Les défis qui attendent la finance participative au Maroc, selon Fitch Ratings

Banques participatives. DR

D’après l’agence de notation américaine, la finance participative doit surmonter plusieurs contraintes comme la faiblesse de son capital et l’offre limitée en produits pour poursuivre sa croissance au Maroc.

Le 17/03/2023 à 15h25

Le secteur de la finance islamique pourrait augmenter sa croissance au Maroc, à condition de lever certains obstacles qui entravent son développement. C’est ce que recommande Fitch Ratings, dans une récente note intitulée: «L’industrie marocaine de la finance islamique est naissante, et fait face à des défis clés».

D’après l’agence de notation américaine, «le potentiel de croissance à long terme du secteur de la finance islamique au Maroc est important, soutenu par la population majoritairement musulmane du pays». Elle «pourrait également contribuer à stimuler l’inclusion financière, car environ 56% de la population adulte du Maroc, n’avait pas de compte bancaire en 2021, selon la Banque mondiale, avec environ 19% de la population non bancarisée, citant des raisons religieuses comme un obstacle, soit parmi les plus élevés au monde».
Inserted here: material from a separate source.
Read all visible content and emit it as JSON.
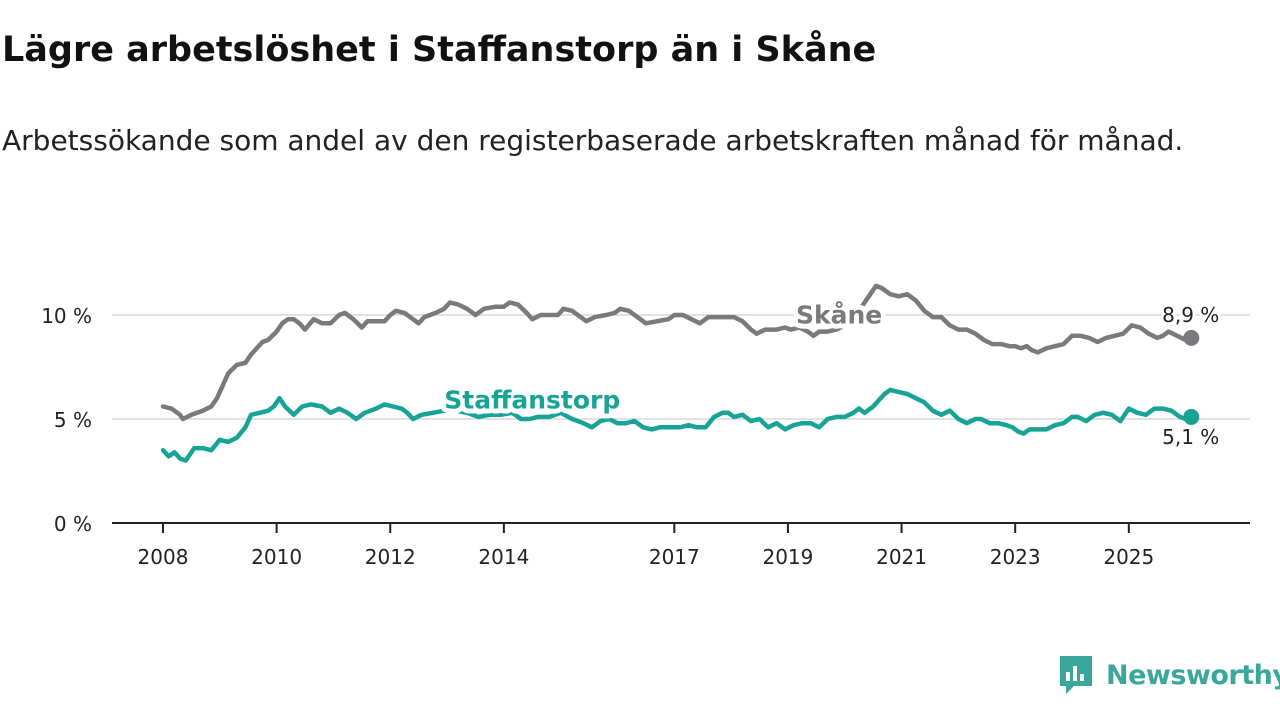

Pour atteindre ce cap, le secteur devrait au préalable relever certains défis, comme la faiblesse de son capital. En effet, la finance verte ne pesait que 2,7 milliards de dollars fin 2022 et ne détenait qu’une part de marché de 2% en termes d’actifs. Un ratio inférieur à celui d’autres pays d’Afrique du Nord comme la Tunisie (5,1%), l’Egypte (4%), et l’Algérie (2,4%), selon le Conseil des services financiers islamiques, précise le rapport.

Selon Fitch, cet écart est principalement dû à la création récente de cette finance dans le Royaume qui remonte à 2017. Point positif: ces actifs qui ont augmenté de 20% en 2022, un rythme plus rapide que la croissance des actifs des banques conventionnelles estimée à 7,6%. L’Etat marocain souhaite relever ce taux, pour atteindre les 5% de part de marché d’ici 2024.

L’offre limitée de produits constitue également un frein majeur à la croissance du secteur. Pour le moment, seules les filiales islamiques des banques conventionnelles et des guichets islamiques proposent des services dans ce sens. «L’offre de produits islamiques est fortement concentrée sur les prêts hypothécaires murahaba (83% du total des financements à fin 2022). Cependant, la part des banques islamiques dans le total des prêts au logement était de 7,9% fin 2022, en hausse de 19,6% en glissement annuel, contre presque zéro en 2018. En comparaison, les prêts au logement conventionnels ont chuté de 1,5% au cours de la même période», souligne l’agence de notation.

Autre contrainte, et pas des moindres, l’insuffisance de liquidité. A en croire Fitch, les banques islamiques marocaines sont confrontées à des problèmes de liquidité, notamment en raison de la forte proportion des comptes non rémunérés qui représentaient 71% du total des dépôts du secteur à fin 2022. Ce qui limite l’intérêt des clients à placer des dépôts auprès de ces banques. «En 2020, la banque centrale (BAM, NDLR) a introduit le produit de dépôt Wakala Bil Istithmar, qui permet aux banques islamiques d’accéder aux liquidités des banques conventionnelles (y compris leurs sociétés mères) et d’autres entités, telles que celles du secteur public et les entreprises», rappelle-t-elle.

Toujours selon l’organisme, les banques islamiques offrent également des dépôts d’investissement aux clients. Cependant, «ceux-ci ne sont pas garantis par le fonds d’assurance des dépôts des banques participatives, comme en Malaisie. Cela pourrait affecter la demande des consommateurs pour ces produits», constate-t-il.

Outre ces contraintes, la finance participative devrait aussi relever d’autres défis comme une meilleure réglementation du secteur, sensibiliser davantage le public pour lui permettre de mieux comprendre son fonctionnement, et les rassurer sur la conformité des banques islamiques à la charia, selon le rapport.